Homology based search

Overview

Teaching: 0 min
Exercises: 30 min

Questions

• If we classify our viral sequences with Blast, in which cases do you expect that blast sequence searches result in good hits? What would you do if your sequence hit different viral (or bacterial) sequences with low coverage of your query sequence, or low sequence identity with the hit?

Objectives

• Run megablast on viral contigs

After you’ve assembled metagenomes (day 1) and identified putative viral contigs (day 2), you probably want to know which viruses you’ve recovered – that is, assign taxonomy. The first thing you might want to do is check whether it is a known virus by searching for highly similar viruses in any of the databases. From day 2 you might remember that homology-based searches will only get you so far for identifying uncultivated viral sequences, as a large part of the virosphere is still uncharted. But if your virus has been sequenced & described before you probably want to know that, because it can save you a lot of time.

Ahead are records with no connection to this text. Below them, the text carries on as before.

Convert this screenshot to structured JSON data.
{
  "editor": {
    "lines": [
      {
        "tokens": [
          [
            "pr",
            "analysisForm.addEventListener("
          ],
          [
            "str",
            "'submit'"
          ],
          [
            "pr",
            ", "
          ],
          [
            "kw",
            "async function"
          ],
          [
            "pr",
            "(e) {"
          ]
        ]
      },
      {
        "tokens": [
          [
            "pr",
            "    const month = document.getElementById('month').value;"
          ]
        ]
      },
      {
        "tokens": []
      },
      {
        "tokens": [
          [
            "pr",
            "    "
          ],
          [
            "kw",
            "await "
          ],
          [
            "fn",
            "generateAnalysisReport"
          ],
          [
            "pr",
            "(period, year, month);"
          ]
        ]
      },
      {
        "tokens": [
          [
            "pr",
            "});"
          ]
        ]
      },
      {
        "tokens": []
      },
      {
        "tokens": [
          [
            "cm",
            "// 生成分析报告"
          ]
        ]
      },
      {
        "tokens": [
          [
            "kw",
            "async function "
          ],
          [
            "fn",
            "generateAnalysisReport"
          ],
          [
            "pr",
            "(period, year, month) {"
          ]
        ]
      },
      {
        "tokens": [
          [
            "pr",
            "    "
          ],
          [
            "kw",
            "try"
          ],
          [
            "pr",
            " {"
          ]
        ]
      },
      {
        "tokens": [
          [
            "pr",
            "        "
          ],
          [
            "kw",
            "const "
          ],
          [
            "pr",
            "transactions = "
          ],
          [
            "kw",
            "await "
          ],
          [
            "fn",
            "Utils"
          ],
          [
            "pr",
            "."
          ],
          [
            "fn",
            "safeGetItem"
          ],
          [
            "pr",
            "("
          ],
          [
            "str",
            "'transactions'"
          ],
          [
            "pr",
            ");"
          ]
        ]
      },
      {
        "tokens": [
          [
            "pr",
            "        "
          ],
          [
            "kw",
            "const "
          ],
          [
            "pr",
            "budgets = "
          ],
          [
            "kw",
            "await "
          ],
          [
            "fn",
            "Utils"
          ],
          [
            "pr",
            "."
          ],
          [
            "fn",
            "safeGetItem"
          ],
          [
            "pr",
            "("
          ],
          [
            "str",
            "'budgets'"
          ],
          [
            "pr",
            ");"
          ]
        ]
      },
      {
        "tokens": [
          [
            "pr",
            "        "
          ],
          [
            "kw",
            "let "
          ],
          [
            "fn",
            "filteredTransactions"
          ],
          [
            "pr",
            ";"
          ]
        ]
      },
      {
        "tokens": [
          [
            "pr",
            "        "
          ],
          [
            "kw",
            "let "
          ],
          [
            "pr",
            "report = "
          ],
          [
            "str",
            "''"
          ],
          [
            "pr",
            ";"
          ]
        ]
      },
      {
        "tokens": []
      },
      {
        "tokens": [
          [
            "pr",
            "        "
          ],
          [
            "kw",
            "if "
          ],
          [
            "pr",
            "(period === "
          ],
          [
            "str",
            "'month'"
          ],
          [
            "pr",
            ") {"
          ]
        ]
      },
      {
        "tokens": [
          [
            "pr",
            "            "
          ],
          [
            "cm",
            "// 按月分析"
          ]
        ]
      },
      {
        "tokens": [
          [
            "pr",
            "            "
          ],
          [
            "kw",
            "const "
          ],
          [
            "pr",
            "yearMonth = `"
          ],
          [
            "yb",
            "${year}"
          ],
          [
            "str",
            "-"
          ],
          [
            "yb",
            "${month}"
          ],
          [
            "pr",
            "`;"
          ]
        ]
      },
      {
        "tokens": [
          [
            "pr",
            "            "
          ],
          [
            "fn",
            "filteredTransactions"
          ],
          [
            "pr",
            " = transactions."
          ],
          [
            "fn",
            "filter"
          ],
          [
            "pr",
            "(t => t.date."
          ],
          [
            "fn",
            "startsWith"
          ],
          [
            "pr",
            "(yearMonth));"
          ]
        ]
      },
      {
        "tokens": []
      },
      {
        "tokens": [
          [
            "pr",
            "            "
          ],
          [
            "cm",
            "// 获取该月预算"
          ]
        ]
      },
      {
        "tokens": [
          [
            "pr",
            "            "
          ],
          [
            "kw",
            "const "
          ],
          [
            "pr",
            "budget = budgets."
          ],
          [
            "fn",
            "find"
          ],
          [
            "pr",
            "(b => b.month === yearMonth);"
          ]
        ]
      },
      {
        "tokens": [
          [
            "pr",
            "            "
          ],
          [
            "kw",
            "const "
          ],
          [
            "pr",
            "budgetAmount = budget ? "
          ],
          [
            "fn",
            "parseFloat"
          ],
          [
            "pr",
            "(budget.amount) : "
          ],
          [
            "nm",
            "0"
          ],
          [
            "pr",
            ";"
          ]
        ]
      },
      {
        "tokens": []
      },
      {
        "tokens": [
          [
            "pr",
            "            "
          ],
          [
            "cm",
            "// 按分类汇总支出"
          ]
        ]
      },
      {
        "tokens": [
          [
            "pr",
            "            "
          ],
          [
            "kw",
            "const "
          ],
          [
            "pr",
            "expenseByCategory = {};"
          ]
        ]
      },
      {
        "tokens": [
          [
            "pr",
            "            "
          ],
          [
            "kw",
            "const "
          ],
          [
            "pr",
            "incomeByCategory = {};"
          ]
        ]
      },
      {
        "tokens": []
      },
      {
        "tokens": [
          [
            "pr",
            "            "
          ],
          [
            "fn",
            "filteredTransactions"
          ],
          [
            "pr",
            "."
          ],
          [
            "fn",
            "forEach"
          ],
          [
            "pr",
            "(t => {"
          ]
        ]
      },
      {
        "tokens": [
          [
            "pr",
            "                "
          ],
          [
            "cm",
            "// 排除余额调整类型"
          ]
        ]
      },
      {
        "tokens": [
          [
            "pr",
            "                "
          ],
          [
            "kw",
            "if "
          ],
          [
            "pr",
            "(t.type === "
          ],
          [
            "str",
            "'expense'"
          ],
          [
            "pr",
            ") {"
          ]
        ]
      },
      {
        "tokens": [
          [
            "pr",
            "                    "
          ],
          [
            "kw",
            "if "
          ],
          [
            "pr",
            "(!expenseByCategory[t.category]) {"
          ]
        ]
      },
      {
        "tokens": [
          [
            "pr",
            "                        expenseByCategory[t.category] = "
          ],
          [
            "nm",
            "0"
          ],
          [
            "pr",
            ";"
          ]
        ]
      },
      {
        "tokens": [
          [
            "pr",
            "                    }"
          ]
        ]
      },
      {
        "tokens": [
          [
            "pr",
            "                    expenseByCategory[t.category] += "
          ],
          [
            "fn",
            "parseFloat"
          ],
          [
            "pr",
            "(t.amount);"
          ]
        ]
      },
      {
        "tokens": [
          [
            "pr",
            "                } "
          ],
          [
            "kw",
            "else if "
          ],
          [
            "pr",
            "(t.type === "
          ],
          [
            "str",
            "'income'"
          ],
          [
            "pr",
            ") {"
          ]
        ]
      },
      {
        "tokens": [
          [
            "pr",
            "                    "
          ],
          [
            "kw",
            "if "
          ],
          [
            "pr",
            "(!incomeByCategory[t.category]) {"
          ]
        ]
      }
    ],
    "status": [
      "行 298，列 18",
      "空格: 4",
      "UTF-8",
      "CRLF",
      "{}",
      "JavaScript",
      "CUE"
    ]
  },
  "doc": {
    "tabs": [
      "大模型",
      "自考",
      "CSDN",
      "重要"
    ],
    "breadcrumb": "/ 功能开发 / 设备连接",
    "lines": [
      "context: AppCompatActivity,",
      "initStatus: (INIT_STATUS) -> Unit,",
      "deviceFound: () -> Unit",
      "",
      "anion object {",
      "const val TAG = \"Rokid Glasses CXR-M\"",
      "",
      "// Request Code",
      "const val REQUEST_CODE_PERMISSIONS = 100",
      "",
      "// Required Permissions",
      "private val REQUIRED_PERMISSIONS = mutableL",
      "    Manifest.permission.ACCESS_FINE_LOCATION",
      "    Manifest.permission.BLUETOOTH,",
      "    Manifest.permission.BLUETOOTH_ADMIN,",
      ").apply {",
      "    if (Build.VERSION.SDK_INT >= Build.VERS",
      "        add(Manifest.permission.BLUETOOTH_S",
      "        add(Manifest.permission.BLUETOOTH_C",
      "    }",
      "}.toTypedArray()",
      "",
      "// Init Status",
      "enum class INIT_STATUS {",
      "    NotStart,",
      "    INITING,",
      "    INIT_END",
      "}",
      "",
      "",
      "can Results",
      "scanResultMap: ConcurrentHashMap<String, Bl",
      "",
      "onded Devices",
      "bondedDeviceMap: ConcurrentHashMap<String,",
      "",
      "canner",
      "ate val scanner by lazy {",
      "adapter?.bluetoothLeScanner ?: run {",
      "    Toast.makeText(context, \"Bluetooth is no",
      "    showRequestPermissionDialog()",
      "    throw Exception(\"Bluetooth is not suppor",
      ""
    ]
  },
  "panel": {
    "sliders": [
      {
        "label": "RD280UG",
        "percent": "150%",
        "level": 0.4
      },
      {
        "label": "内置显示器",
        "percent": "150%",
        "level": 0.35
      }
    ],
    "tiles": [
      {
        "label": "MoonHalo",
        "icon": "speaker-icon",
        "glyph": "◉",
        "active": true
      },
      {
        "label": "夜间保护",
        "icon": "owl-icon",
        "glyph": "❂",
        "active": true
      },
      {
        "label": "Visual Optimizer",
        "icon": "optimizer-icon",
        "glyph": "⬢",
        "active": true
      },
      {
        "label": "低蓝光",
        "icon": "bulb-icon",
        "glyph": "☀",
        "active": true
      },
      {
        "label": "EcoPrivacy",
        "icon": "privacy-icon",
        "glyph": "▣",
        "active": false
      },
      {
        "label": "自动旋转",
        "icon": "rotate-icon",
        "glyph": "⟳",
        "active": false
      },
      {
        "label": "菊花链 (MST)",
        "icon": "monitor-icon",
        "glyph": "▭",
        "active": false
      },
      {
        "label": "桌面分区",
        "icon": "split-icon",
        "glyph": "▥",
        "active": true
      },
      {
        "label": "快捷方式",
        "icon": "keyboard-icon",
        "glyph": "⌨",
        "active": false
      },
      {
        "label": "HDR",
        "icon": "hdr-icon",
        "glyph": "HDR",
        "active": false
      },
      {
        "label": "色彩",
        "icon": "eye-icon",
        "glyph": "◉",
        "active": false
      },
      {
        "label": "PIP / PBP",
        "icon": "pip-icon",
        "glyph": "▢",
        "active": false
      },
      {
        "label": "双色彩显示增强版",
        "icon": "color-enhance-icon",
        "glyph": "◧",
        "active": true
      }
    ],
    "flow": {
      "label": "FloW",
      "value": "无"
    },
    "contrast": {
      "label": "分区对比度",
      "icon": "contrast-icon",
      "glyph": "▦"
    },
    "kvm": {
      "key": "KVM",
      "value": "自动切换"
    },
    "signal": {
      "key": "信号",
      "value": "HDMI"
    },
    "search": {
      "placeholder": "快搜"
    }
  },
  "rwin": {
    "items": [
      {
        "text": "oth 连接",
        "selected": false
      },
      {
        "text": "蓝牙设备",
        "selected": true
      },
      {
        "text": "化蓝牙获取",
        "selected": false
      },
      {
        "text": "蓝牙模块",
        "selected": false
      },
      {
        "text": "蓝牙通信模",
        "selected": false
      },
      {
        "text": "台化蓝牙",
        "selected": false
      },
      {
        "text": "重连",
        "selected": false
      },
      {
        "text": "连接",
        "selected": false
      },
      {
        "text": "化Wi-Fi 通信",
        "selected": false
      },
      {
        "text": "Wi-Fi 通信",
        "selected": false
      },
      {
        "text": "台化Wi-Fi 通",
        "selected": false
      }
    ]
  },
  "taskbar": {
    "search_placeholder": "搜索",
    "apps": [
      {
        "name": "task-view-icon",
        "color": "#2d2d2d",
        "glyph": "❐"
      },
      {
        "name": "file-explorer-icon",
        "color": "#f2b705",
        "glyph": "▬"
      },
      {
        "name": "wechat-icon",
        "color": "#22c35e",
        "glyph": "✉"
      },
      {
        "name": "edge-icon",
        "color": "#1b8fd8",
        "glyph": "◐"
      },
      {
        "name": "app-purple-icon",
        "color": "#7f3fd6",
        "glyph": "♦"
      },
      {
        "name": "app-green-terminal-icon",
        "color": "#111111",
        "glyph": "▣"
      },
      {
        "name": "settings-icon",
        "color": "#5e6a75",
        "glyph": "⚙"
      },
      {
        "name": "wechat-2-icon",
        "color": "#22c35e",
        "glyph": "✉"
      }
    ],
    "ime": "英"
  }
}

Blast a few of the binned contigs (from day 1) with Blast by opening the file in a text editor and copying (part) of the fasta sequence in the browser in the field marked ‘Enter Query Sequence’ (see figure “A”). Another option is to use the terminal and select & copy the sequence from the terminal:

# go to folder containing bins from day 1
cd /path/to/bins/from/day1

# check which files are present
ls

# pick a bin (e.g. bin_03.fasta) and look at the first 150 lines of that file
head -100 bin_03.fasta

# or use a combination of 'head' and 'tail' to look at a part somewhere in the middle:
head -4000 bin_03.fasta | tail -250

# Note:
# bins typically contains multiple contigs. If you want to blast multiple contigs,
# just make sure that they contain the header lines (starts with ">") in between.
# You can select the results for each of the sequences on the blast results page.

# Note:
# Don't do this for many or very long sequences since we don't want to overload the blast server.
# If you want to search a lot of sequences in this way (NOT recommended!) you would
# use a command line blast version on your own server.

For “Database” (B) select Nucleotide collection (nr/nt) or RefSeq Genome database. For ‘Programs selection’ (C) choose Megablast. This is the least sensitive, but also the fastest of the different blast flavors. Click the blue “Blast” button and wait for the results.

Question: Blast results

Inspect the “Descriptions”, “Graphic summary” and “Taxonomy” tabs to answer the following questions:

• What is the top hit? Do you have a single good hit or multiple hits?
• What is the length of aligned region in the query and target?
• What is the percent identity?
• Can you assign the contig to a taxonomic group? Why (not)?

Try a few different sequence parts of the bin, and try a few other bins. Discuss what you find with your neighbour.

Key Points

• Sometimes you might find a good hit, for example for the crAssphage bins, or for many of the well-described viruses infecting humans. In other cases, we need more sophisticated search strategies to assign a given viral sequence to a previously described taxon.